The dissolution of the Parliament of 1628 in 1629 and the king’s clear intention to govern for a period without this troublesome institution necessitated a reversal of policy. Over the next two years, peace treaties ended England’s fruitless involvement in continental warfare in which more than £2 million had been wasted and royal government brought into disrepute. The king was also able to pacify his subjects by launching a campaign of administrative and fiscal reform that finally allowed the crown to live within its own revenues. Customs increased to £500,000 as both European and North American trade expanded. Under capable ministers such as Richard Weston, earl of Portland, prerogative income also increased. Ancient precedents were carefully searched to ensure that the crown received its full and lawful dues. Fines were imposed on those who had not come forward to be knighted at the king’s accession. These distraints of knighthood yielded more than £170,000. The boundaries of royal forests were resurveyed and encroachers fined. Fees in the court of wards were raised and procedures streamlined. With effort and application annual royal revenue reached £1 million.

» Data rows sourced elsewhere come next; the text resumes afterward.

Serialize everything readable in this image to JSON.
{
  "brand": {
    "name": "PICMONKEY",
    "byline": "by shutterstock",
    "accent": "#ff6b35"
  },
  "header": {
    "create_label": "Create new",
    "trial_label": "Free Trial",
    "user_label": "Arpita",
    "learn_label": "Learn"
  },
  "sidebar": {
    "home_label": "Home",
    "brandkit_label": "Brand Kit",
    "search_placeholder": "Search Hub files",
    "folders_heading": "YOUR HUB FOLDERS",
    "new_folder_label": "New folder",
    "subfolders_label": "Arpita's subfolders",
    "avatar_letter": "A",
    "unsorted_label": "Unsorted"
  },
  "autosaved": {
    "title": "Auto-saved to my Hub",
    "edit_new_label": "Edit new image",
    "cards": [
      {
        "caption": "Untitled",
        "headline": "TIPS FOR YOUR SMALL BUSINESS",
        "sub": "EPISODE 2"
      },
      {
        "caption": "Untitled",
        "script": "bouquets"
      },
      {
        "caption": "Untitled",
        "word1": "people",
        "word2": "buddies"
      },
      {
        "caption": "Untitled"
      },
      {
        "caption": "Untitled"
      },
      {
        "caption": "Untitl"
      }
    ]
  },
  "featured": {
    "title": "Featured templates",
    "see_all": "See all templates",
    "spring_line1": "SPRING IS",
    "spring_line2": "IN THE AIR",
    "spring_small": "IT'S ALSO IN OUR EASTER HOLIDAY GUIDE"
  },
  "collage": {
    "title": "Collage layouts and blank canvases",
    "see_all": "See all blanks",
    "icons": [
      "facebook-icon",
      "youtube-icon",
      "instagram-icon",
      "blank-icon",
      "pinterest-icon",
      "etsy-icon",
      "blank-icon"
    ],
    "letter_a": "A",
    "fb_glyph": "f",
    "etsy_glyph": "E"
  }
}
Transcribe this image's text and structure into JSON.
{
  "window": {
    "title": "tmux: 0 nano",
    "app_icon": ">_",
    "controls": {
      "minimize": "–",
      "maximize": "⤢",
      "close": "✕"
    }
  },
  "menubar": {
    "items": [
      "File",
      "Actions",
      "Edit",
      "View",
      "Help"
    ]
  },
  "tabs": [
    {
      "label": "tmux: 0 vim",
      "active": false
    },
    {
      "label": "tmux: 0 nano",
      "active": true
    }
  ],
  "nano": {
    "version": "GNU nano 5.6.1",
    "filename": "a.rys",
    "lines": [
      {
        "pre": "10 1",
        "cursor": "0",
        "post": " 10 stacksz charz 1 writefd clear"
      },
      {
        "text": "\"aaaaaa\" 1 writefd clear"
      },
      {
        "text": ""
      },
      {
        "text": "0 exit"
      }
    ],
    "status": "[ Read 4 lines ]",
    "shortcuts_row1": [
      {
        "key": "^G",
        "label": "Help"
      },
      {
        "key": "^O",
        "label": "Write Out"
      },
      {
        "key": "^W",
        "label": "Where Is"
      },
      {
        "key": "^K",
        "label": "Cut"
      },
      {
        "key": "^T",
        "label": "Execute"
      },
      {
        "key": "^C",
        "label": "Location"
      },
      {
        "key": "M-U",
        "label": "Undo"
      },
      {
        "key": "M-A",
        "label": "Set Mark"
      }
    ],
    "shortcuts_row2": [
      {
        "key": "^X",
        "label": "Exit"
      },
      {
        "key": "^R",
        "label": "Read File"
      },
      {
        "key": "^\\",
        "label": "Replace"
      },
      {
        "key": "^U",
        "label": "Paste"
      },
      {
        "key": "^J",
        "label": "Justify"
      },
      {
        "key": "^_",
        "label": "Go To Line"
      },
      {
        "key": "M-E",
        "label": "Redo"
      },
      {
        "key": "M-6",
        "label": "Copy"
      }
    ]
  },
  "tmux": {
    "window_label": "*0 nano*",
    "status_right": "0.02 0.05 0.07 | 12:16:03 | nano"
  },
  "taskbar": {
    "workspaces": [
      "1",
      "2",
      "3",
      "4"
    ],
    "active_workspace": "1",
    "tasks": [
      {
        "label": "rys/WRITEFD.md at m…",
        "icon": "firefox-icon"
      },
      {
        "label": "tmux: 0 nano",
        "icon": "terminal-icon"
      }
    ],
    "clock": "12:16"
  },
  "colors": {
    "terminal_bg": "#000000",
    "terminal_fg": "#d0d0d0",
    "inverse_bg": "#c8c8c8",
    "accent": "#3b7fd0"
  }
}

The most important of Charles’s fiscal schemes was not technically a design to squeeze monies into the royal coffers. While the king’s own rights might underwrite the needs of government, they could do nothing toward maintaining the navy, England’s sole military establishment. Thus, Charles expanded the collection of ship money, an ancient levy by which revenue was raised for the outfitting of warships. Although ship money was normally only collected in the ports in times of emergency, Charles extended it to inland communities and declared pirates a national menace. At first there was little resistance to the collection of ship money, but, as it was levied year after year, questions about its legitimacy were raised. The case of John Hampden (1637) turned upon the king’s emergency powers and divided the royal judges, who narrowly decided for the crown. But legal opinion varied so significantly that revenue dropped, and the stirring of a taxpayer revolt could be felt.

Religious reform

William Laud, archbishop of Canterbury.
[Credit: The Print Collector/Heritage-Images]Fears about the state of the church, which erupted at the end of the Parliament of 1628, had been building for several years. Charles had become drawn to a movement of church reform that aroused deep hostility among his Calvinist subjects. The doctrines of predestination and justification by faith alone formed the core of beliefs in the traditional English church. Yet slowly competing doctrines of free will and the importance of works along with faith, advocated by the Dutch theologian Jacobus Arminius, spread to the English church. Arminians were viewed as radical reformers despite the fact that their leaders were elevated to the highest positions in church government. In 1633 William Laud, one of the ablest of the Arminians, became archbishop of Canterbury. Laud stressed ceremony over preaching. He believed in the “beauty of holiness” and introduced measures to decorate churches and to separate the communion table from the congregation. Both of these practices were reminiscent of Roman Catholicism, and they came at a time when Protestants everywhere feared for the survival of their religion. Nor did it help that the queen openly attended mass along with some highly placed converted courtiers. Anti-popery was the single strain that had united the diverse elements of Protestant reform, and it was now a rallying cry against innovations at home rather than abominations abroad.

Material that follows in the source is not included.